Credo che le scuole siano il posto adatto in cui portare questo messaggio, senza nascondere che nel mondo esistono luoghi in cui è difficile anche solo affermare un diritto fondamentale come questo: quello di voler studiare”.
Descriva il suo libro in tre colori…
“Bambini per gioco è ocra come il colore della sabbia, della polvere e delle rocce dell’Afghanistan. Un colore ripreso nella bella illustrazione di Iacopo Bruno. Il colore della terra e delle cose radicate in profondità, dentro di noi, che aspettano solo di germogliare.
Bambini per gioco è anche turchese, come il titolo di copertina, che richiama il Minareto di Jam e le sue antichissime incisioni in pasta di vetro. È il colore della magia e delle fiabe, delle cose impalpabili che ci fanno tendere verso il cielo per aspirare al meglio di noi stessi.
Bambini per gioco è anche verde, come la speranza presente in queste pagine, di avere un giorno una realtà migliore per tutte quelle bambine e quei bambini che sognano di poter imparare a leggere tenendo un libro vero fra le mani”.
Progetti per il futuro?
“Progetti per il futuro ce ne sono sempre molti. Sono uno scrittore che crede siano le storie a venirti a cercare, e in questo periodo sono tante quelle che vengono bussarmi sulla spalla col desiderio di essere raccontate”.

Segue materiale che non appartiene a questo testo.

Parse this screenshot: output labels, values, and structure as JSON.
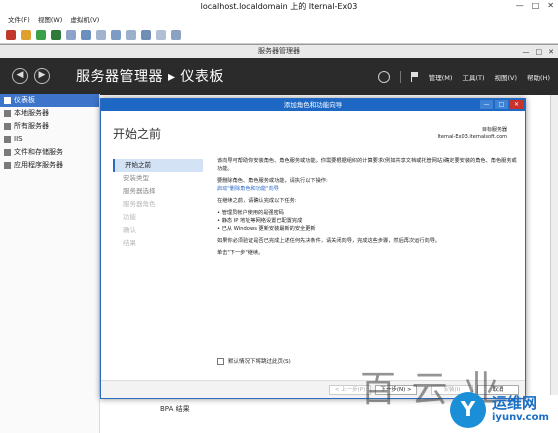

“Presto, sempre per Einaudi Ragazzi, sarà in libreria il mio Don Ciotti, un’anima Libera che, come si capisce dal titolo, è un romanzo che racconta l’infanzia, l’adolescenza e la maturità del fondatore del Gruppo Abele e Libera, don Luigi Ciotti: un uomo che si fatto portavoce di memoria e impegno contro tutte le mafie. È un libro al quale tengo molto perché dà voce a quel “NOI” caro a don Luigi. Perché tutti possiamo cambiare il mondo che ci circonda, basta iniziare a farlo”.

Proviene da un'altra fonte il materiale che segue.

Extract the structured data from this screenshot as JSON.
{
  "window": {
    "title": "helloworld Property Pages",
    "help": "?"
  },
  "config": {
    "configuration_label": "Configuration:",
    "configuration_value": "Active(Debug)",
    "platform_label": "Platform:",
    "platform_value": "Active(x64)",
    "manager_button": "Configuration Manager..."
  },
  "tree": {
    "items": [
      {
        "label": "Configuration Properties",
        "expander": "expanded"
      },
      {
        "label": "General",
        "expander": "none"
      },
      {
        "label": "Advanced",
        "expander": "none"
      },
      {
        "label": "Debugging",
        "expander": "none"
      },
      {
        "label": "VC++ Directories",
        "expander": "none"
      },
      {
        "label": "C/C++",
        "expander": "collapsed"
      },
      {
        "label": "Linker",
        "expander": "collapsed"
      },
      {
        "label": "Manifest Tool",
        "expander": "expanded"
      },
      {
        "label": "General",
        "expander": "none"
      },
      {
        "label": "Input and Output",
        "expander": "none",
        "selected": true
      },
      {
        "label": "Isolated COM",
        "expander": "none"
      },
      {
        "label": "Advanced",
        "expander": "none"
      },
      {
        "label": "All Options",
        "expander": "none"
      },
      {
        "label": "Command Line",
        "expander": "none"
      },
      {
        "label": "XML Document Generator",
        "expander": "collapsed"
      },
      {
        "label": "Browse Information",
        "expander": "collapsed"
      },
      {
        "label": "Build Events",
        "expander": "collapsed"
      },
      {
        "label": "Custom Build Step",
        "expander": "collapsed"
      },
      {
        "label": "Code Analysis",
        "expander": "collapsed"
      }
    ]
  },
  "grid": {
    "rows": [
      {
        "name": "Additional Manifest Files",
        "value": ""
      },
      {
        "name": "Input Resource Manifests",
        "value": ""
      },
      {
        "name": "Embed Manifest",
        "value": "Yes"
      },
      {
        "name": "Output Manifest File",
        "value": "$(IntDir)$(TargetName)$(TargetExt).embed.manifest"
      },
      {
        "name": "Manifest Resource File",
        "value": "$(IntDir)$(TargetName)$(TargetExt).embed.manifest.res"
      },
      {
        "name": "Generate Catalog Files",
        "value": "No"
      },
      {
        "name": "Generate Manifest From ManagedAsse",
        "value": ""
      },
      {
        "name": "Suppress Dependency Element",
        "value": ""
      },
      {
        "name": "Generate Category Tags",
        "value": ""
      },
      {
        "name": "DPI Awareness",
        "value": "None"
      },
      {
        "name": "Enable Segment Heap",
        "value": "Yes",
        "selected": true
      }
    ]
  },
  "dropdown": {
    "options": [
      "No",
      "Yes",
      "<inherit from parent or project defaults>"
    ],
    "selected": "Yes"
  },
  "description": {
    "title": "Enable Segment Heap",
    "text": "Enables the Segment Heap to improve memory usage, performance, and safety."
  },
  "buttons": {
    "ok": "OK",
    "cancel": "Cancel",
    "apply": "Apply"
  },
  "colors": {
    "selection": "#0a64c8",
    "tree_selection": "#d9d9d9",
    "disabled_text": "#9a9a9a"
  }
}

“A ottobre, invece, sempre per il medesimo editore, nella storica collana Storie e Rime, uscirà La Grande Corsa, un romanzo che ci porterà nel Regno d’Italia del 1927, ai nastri di partenza della prima Mille Miglia con un equipaggio buffissimo. Una storia divertente, una corsa pazza e avventurosa, che porta però con sé un messaggio importante, visto il delicato periodo storico che ho raccontato, e cioè che ogni sorta di fascismo va sempre combattuto con la forza della nostra ragione”.